On 16 May 1887, she was placed in commission once again. On 25 July, she exited Hampton Roads and headed south for Brazil. En route, Trenton stopped at St. Vincent in the Windward Islands and entered Rio de Janeiro on 10 September for a fortnight visit. After touching at St. Thomas on the return voyage, she dropped anchor in New York harbor on 3 November.

Almost three months later, on 30 January 1888, Trenton sailed for the Pacific. The voyage took her more than a year to complete, for she had to steam around Cape Horn at the southern end of South America. After stops at Panama and Tahiti, the warship reached Apia, Samoa, on 10 March 1889 and joined other units of the Pacific Squadron. Six days later, on 16 March 1889, a cyclone struck Apia and the thirteen ships anchored in her harbor.

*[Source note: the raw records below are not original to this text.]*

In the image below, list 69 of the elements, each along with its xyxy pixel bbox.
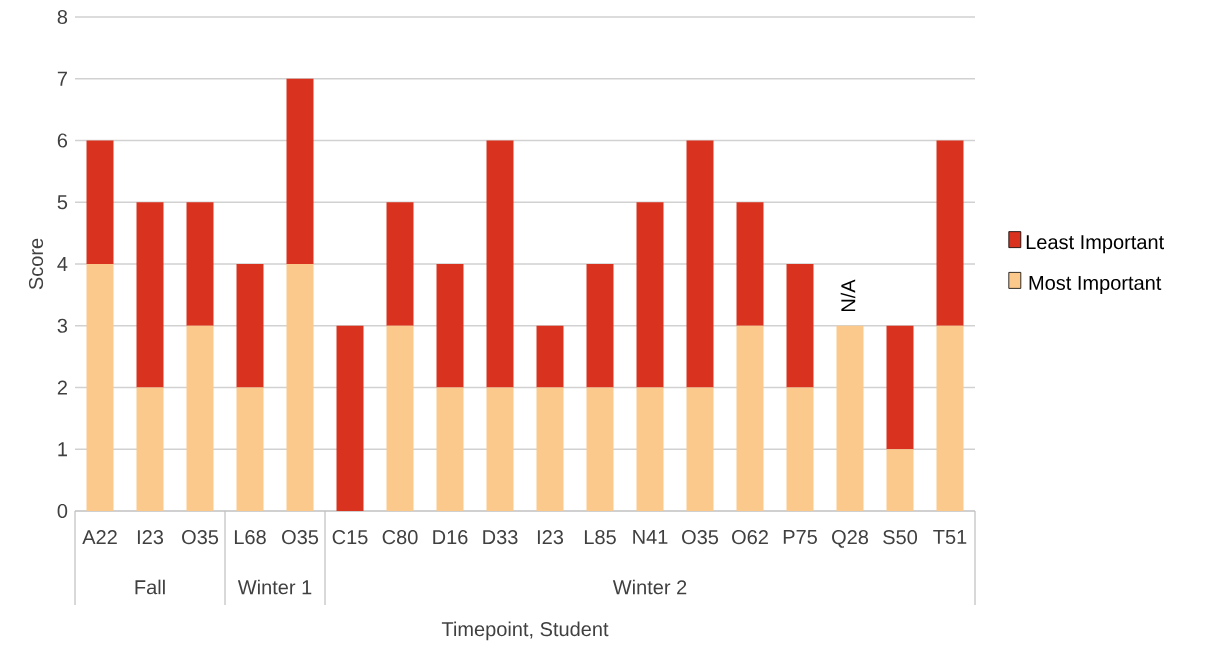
bar bbox=[886, 325, 914, 450]
bar bbox=[836, 325, 864, 512]
bar bbox=[136, 387, 164, 512]
bar bbox=[486, 387, 514, 512]
bar bbox=[286, 78, 314, 265]
x-tick-label: C15 bbox=[332, 530, 368, 545]
y-tick-label: 0 bbox=[57, 504, 68, 519]
y-tick-label: 8 bbox=[57, 10, 68, 25]
annotation: N/A bbox=[840, 279, 856, 312]
y-tick-label: 6 bbox=[57, 133, 68, 148]
bar bbox=[236, 264, 264, 388]
bar bbox=[936, 325, 964, 512]
x-tick-label: O62 bbox=[732, 530, 768, 545]
y-tick-label: 1 bbox=[58, 442, 67, 457]
bar bbox=[186, 202, 214, 326]
x-tick-label: N41 bbox=[633, 530, 668, 544]
x-tick-label: L85 bbox=[584, 530, 616, 545]
x-tick-label: S50 bbox=[883, 530, 918, 545]
x-tick-label: O35 bbox=[682, 530, 719, 545]
x-tick-label: O35 bbox=[182, 530, 219, 545]
bar bbox=[736, 202, 764, 326]
x-tick-label: Q28 bbox=[832, 530, 869, 548]
x-tick-label: I23 bbox=[137, 530, 164, 545]
bar bbox=[436, 387, 464, 512]
x-tick-label: P75 bbox=[783, 530, 817, 545]
bar bbox=[86, 264, 114, 512]
text: Winter 2 bbox=[612, 579, 687, 595]
x-tick-label: D16 bbox=[433, 530, 468, 545]
bar bbox=[636, 202, 664, 388]
bar bbox=[736, 325, 764, 512]
bar bbox=[86, 140, 114, 265]
x-tick-label: O35 bbox=[282, 530, 319, 545]
bar bbox=[136, 202, 164, 388]
bar bbox=[636, 387, 664, 512]
bar bbox=[386, 325, 414, 512]
bar bbox=[586, 264, 614, 388]
bar bbox=[686, 387, 714, 512]
x-tick-label: C80 bbox=[382, 530, 418, 545]
bar bbox=[486, 140, 514, 388]
bar bbox=[286, 264, 314, 512]
bar bbox=[586, 387, 614, 512]
x-tick-label: D33 bbox=[483, 530, 518, 545]
y-tick-label: 7 bbox=[57, 71, 67, 86]
bar bbox=[336, 325, 364, 512]
x-axis-title: Timepoint, Student bbox=[441, 621, 609, 641]
bar bbox=[236, 387, 264, 512]
bar bbox=[886, 449, 914, 512]
bar bbox=[536, 387, 564, 512]
text: Winter 1 bbox=[237, 579, 312, 595]
x-tick-label: A22 bbox=[82, 530, 117, 545]
x-tick-label: L68 bbox=[234, 530, 266, 545]
bar bbox=[686, 140, 714, 388]
legend-label: Most Important bbox=[1029, 276, 1162, 294]
bar bbox=[186, 325, 214, 512]
bar bbox=[536, 325, 564, 388]
bar bbox=[436, 264, 464, 388]
bar bbox=[786, 387, 814, 512]
y-tick-label: 4 bbox=[57, 257, 68, 271]
legend-label: Least Important bbox=[1026, 235, 1164, 254]
y-tick-label: 2 bbox=[57, 380, 67, 395]
x-tick-label: I23 bbox=[537, 530, 564, 545]
y-tick-label: 5 bbox=[57, 195, 68, 210]
y-axis-title: Score bbox=[28, 238, 44, 290]
bar bbox=[386, 202, 414, 326]
bar bbox=[936, 140, 964, 326]
text: Fall bbox=[135, 579, 165, 595]
y-tick-label: 3 bbox=[57, 318, 68, 333]
bar bbox=[786, 264, 814, 388]
x-tick-label: T51 bbox=[933, 530, 967, 545]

For thirty-six hours, the storm ravaged the harbor. The Trenton, having lost steam and rudder, was in imminent danger of foundering on the reef. An unusual maneuver suggested by Lieutenant Robert M. G. Brown, Trentons navigator, is credited for saving the flag ship from complete destruction. Trentons commander, Norman von Heldreich Farquhar, ordered every man into the port rigging. With the wind striking against the compact mass of bodies, which acted as a sail, the vessel was steered away from the reef and into the bay. Trenton collided with the SMS Olga and then floated toward the sinking . With her crew still in the rigging, the approach was slowed and another collision avoided with the Trenton safely maneuvered alongside the Vandalia. The Vandalias crew escaped to deck of the Trenton, saving many lives that might otherwise have been lost. Both ships were later abandoned.

Out of 450 men on the crew of Trenton, only one life (Landsman J. Hewlett) was lost. Trenton was declared a total loss, and her name was struck from the Naval Vessel Register on 13 April 1891.